ETHEL MORTON AT CHAUTAUQUA

BY MABELL S. C. SMITH

M. A. DONOHUE & COMPANY CHICAGO NEW YORK

Made in U. S. A.

CONTENTS

CHAPTER PAGE I ON THE ROAD 9 II GETTING SETTLED 21 III OPENING OF THE ASSEMBLY 32 IV PERSONALLY CONDUCTED 44 V LEARNING TO SWIM 54 VI ETHEL BROWN A HEROINE 69 VII DOROTHY COOKS 81 VIII THE SPELLING MATCH 91 IX GRANDFATHER ARRANGES HIS TIME 101 X A CHAUTAUQUA SUNDAY 115 XI THE UNITED SERVICE CLUB IS ORGANIZED 127 XII OLD FIRST NIGHT 137 XIII FLYING 150 XIV NIAGARA FALLS 168 XV THE PAGEANT 182 XVI THINK HELP! 199 XVII RECOGNITION WEEK 205 XVIII IN CAMP 216 XIX "MY BRAVE LITTLE GIRL!" 227 XX FOLLOWING A CLUE 238 XXI "WHO ARE WE?" 248

ETHEL MORTON AT CHAUTAUQUA

CHAPTER I

ON THE ROAD

IT was a large and heavily laden family party that left the train at Westfield, New York.

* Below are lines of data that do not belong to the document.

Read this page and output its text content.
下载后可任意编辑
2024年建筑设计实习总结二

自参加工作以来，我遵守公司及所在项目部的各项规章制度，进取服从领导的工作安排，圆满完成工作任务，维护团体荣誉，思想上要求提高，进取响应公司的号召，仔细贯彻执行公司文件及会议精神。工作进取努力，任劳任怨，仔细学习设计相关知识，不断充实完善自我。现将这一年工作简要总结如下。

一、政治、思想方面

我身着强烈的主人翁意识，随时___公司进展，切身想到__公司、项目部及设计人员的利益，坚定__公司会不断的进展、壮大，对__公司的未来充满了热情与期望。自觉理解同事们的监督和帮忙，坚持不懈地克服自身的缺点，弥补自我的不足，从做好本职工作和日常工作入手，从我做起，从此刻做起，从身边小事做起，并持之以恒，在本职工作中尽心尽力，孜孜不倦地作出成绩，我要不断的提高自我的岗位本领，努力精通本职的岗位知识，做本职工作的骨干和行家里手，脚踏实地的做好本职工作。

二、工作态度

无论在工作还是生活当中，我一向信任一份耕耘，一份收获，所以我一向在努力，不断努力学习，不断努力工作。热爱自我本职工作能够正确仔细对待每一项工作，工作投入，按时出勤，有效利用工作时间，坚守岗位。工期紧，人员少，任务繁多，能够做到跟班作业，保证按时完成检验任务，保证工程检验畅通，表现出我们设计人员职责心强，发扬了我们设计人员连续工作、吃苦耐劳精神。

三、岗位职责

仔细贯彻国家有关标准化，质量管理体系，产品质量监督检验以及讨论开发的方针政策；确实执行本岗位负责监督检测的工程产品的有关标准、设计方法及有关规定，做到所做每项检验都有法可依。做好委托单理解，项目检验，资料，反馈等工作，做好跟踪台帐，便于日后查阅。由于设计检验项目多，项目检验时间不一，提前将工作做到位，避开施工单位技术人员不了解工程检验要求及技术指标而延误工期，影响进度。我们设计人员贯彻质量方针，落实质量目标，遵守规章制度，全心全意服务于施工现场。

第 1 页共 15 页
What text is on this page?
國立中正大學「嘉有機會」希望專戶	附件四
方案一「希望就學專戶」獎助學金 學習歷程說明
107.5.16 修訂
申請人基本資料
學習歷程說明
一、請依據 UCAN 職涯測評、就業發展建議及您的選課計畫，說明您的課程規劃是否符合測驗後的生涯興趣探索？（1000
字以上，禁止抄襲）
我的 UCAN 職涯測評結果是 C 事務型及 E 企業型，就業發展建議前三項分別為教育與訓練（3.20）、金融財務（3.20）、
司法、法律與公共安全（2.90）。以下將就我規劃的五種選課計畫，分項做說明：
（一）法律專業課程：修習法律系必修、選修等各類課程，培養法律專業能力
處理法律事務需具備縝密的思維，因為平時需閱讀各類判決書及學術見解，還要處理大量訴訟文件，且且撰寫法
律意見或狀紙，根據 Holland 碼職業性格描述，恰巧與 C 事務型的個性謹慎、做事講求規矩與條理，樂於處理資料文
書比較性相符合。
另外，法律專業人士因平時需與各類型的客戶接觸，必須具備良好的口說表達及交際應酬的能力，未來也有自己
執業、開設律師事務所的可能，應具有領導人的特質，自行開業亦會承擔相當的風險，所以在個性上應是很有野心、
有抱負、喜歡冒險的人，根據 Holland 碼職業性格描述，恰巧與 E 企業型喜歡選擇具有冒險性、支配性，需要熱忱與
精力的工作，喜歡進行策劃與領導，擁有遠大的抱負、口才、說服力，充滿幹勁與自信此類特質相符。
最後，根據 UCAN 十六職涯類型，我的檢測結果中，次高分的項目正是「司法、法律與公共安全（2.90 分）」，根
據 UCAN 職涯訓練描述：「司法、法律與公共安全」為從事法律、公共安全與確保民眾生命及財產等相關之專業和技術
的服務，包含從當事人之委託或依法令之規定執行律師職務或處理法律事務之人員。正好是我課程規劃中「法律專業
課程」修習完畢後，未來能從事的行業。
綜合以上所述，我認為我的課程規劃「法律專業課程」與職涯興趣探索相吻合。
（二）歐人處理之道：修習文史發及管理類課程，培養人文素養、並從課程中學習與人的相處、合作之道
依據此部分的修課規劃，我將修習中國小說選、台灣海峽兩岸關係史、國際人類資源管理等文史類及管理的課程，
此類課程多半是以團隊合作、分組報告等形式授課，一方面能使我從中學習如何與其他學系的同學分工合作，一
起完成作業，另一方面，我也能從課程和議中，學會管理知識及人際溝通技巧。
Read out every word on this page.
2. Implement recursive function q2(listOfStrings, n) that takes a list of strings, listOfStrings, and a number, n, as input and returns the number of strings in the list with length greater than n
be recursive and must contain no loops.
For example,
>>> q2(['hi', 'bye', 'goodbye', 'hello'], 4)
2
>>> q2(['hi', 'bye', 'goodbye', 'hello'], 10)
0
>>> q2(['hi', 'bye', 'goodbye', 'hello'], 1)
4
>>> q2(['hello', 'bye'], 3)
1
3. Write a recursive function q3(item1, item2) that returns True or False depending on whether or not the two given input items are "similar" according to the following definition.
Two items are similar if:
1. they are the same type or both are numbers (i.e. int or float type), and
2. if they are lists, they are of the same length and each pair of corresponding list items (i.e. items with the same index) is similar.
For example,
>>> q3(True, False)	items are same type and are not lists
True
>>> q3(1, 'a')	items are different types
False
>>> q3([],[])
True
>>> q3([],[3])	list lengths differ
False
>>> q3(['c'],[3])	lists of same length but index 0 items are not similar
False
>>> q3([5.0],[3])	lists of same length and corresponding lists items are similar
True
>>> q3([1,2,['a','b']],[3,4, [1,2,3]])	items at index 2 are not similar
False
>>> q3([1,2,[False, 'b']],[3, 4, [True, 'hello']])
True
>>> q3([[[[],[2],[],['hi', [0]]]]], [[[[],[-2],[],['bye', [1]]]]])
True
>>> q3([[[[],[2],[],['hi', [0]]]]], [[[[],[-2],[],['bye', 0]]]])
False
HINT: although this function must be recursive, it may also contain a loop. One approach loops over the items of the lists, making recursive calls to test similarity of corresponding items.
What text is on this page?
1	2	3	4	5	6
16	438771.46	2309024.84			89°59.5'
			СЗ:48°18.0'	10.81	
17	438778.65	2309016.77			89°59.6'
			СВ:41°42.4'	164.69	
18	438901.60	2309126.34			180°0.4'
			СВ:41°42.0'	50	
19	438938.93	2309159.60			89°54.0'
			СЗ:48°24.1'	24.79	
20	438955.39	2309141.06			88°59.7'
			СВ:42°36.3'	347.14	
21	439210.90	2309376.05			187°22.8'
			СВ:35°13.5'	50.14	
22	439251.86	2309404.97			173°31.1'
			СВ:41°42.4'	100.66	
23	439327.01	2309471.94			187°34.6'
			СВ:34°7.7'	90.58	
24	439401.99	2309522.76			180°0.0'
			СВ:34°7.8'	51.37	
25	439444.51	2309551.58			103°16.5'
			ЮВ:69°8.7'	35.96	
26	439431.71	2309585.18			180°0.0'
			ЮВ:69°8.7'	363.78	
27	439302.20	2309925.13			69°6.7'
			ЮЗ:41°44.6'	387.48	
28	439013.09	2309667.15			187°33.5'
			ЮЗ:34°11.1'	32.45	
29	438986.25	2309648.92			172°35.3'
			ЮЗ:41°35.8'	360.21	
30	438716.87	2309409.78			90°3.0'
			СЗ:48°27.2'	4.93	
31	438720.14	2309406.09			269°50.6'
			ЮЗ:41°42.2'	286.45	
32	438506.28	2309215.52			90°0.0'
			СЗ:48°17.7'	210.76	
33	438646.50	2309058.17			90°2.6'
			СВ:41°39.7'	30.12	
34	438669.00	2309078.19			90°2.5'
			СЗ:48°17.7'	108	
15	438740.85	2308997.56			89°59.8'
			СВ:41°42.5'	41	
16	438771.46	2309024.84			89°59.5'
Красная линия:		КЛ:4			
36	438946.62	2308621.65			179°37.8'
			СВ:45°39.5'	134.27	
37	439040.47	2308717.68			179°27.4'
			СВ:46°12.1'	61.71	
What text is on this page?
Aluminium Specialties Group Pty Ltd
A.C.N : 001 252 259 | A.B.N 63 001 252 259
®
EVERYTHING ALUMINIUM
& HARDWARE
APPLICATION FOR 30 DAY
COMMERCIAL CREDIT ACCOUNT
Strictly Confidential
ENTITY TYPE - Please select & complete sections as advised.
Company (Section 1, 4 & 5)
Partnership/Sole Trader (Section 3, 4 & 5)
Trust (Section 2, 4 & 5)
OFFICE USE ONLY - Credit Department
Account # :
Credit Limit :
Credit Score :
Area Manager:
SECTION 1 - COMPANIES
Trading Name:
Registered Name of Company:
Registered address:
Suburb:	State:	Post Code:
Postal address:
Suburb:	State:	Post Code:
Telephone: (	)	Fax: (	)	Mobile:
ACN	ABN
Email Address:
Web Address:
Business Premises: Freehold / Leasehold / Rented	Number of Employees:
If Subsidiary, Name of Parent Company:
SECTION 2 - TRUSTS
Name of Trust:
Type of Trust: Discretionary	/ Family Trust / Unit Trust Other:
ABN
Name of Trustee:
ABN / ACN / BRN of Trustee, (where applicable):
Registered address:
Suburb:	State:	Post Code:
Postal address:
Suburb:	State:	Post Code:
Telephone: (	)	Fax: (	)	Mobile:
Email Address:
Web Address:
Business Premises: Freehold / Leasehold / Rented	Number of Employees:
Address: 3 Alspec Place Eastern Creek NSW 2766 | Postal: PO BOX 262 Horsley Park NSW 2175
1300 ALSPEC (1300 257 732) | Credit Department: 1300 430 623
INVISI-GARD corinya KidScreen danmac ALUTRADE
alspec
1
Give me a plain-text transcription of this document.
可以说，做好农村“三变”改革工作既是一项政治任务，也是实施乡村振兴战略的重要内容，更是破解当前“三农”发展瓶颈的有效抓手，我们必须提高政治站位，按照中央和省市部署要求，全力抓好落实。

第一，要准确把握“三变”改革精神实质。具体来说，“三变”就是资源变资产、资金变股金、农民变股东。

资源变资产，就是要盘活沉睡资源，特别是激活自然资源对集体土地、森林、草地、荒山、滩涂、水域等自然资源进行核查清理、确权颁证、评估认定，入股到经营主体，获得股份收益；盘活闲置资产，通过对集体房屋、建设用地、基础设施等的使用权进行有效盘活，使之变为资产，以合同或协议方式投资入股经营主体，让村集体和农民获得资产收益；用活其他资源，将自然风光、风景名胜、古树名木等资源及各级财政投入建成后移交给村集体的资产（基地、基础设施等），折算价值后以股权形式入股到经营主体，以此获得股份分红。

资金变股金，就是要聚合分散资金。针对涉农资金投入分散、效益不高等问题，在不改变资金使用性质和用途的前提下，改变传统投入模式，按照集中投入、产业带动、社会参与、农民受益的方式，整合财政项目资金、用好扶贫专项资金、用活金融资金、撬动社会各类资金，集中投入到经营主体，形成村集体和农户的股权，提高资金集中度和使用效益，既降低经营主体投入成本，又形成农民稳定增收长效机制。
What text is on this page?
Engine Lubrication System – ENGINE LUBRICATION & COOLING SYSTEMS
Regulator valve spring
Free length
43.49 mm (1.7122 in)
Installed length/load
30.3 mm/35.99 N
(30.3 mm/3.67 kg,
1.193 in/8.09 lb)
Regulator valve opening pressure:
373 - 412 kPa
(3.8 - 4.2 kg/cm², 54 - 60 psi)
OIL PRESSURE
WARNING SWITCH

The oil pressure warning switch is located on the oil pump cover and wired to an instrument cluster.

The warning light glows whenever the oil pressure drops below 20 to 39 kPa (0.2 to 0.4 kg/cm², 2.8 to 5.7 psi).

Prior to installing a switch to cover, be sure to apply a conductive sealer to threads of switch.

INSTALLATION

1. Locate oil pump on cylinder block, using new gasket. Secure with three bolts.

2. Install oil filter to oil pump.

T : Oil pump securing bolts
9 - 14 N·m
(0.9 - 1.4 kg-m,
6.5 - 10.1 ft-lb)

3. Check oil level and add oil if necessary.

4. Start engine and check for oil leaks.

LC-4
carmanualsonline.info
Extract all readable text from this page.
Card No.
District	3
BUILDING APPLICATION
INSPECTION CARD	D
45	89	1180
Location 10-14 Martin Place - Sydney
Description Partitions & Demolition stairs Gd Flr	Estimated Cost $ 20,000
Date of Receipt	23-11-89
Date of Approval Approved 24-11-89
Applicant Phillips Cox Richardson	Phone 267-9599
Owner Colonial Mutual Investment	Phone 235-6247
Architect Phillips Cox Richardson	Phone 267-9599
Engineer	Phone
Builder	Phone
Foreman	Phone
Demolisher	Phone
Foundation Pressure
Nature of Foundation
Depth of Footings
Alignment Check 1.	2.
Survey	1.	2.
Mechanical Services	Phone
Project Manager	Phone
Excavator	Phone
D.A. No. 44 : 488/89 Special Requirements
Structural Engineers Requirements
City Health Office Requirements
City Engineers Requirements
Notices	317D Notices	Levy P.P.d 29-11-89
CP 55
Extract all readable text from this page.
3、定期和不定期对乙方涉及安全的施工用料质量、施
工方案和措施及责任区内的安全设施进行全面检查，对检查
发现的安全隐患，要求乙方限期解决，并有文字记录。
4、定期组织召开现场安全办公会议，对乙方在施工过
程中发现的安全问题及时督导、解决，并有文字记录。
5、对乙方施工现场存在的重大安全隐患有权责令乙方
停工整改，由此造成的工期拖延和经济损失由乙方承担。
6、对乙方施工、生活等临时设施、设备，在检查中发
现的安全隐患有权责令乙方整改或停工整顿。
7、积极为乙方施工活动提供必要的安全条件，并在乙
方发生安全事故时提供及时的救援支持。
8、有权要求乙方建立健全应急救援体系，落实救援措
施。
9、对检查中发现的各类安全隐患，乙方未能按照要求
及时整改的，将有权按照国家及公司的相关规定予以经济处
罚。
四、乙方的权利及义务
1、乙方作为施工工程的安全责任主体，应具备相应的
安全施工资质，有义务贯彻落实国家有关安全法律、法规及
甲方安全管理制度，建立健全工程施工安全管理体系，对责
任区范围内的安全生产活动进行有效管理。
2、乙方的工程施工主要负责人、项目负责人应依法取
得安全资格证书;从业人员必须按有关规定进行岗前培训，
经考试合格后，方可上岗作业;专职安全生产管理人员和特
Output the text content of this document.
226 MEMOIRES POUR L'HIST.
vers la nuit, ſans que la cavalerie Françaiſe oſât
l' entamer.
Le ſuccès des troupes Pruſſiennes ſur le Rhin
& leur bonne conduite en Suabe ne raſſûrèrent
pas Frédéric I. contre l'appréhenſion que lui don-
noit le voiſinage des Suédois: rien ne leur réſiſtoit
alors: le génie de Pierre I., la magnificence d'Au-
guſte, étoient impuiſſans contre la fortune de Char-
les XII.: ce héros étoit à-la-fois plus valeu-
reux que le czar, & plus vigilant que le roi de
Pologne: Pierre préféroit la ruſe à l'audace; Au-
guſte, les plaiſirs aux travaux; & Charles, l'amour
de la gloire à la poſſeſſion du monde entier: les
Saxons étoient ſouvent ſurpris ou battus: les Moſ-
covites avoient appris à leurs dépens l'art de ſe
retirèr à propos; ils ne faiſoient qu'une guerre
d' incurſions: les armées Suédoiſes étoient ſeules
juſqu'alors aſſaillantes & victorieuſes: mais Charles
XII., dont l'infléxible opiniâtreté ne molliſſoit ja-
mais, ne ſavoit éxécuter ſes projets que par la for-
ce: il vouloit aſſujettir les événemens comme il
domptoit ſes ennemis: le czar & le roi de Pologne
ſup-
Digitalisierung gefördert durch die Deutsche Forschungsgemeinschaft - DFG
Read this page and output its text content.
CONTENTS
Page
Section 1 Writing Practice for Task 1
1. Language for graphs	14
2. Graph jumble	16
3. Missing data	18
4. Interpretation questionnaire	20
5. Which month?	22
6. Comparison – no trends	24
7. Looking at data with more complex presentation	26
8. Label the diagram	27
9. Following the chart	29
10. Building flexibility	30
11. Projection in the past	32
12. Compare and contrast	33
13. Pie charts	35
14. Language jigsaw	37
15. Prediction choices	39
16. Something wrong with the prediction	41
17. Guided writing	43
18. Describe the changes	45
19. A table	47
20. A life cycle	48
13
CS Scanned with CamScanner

There was Grandfather Emerson carrying Grandmother Emerson's hat box and valise; and there was their daughter, Lieutenant Roger Morton's wife, with a tall boy and girl, and a short girl and boy of her own, and a niece, Ethel, all burdened with the bags and bundles necessary for a night's comfort on the cars and a summer's stay at Chautauqua.

"The trunks are checked through, Roger," said Mrs. Morton to her older son, "so you won't have to bother about them here."

"Good enough," replied Roger, who was making his first trip, in entire charge of the party and who was eager that every arrangement should run smoothly. After a consultation with his grandmother who had been to Chautauqua before, he announced,

"The trolley is waiting behind the station. We can get on board at once."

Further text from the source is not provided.